Tutto questo dopo un mese di confronto e riflessione e dopo l’azzeramento della giunta comunale del mese scorso.
“Io oggi non ho i numeri – dice – per poter continuare questa amministrazione. Prendo atto della mancanza di queste condizioni che mi portano a dover concludere un lavoro che si è cominciato. Mi dimetto perché non ho più i numeri per andare avanti”, ha tratto le sue conclusioni.
Circa la revoca della giunta, ha spiegato: “Nonostante tutto, molte cose sono state fatte. Non ho revocato la giunta per i singoli assessori che pure sono stati preziosi nel lavoro fin qui svolto ma l’ho fatto solo per una questione politica perché ritengo che quando la maggioranza dei consiglieri non si rende disponibile per l’approvazione degli equilibri di bilancio e l’assestamento che hanno la data del 31 luglio, quindi non si sono resi disponibili per tutto agosto, significa che io devo fare l’unica cosa che è in mio possesso. Dare un segnale politico, attraverso la revoca degli assessori, che è uno strumento nelle mani del sindaco”.

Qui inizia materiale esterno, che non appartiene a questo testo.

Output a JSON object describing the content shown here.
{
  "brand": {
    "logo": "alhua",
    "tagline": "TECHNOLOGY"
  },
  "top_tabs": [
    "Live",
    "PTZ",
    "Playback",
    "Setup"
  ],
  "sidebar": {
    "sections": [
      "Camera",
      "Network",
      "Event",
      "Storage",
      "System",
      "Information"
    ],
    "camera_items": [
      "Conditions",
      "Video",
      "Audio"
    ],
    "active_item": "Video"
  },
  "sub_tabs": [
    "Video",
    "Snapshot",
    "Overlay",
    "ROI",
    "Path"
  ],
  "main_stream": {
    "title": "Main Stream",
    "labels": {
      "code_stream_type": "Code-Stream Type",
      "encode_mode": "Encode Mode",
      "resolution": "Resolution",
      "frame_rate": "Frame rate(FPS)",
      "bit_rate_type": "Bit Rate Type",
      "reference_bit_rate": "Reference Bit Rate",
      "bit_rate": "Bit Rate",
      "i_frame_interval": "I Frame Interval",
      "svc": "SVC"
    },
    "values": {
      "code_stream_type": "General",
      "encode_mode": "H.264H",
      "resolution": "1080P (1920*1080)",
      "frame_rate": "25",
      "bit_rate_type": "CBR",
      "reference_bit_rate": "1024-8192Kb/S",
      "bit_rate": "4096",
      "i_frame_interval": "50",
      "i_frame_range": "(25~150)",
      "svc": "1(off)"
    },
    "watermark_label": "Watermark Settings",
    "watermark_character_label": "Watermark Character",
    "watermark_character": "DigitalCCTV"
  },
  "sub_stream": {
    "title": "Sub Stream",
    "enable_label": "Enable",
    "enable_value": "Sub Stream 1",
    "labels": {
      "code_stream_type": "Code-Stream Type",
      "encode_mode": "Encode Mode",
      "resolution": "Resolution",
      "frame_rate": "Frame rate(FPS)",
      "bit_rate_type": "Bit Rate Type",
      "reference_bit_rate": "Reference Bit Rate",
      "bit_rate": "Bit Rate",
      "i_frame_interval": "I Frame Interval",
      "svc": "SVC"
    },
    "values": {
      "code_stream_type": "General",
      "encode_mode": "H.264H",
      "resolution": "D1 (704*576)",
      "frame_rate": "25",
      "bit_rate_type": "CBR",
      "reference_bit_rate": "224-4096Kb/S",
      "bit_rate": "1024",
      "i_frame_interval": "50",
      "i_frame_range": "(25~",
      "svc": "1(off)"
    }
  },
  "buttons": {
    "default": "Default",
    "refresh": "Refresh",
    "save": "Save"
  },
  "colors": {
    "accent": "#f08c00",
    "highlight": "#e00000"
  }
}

Sulla fine dell’esperienza amministrativa, ha sottolineato: “Oggi, invece, forse anche a causa della fine naturale (siamo a 15 mesi dalla scadenza di questo mandato) vengono fuori i personalismi e la volontà di auto-definirsi già candidati delle prossime elezioni, me ne vado sempre per volontà politica e mia, rispetto a comportamenti, prassi che non ci hanno portato a ricevere avvisi di garanzia né quant’altro. Trattasi solo di una volontà politica”.
Un consiglio comunale che si preannuncia è già convocato per domani.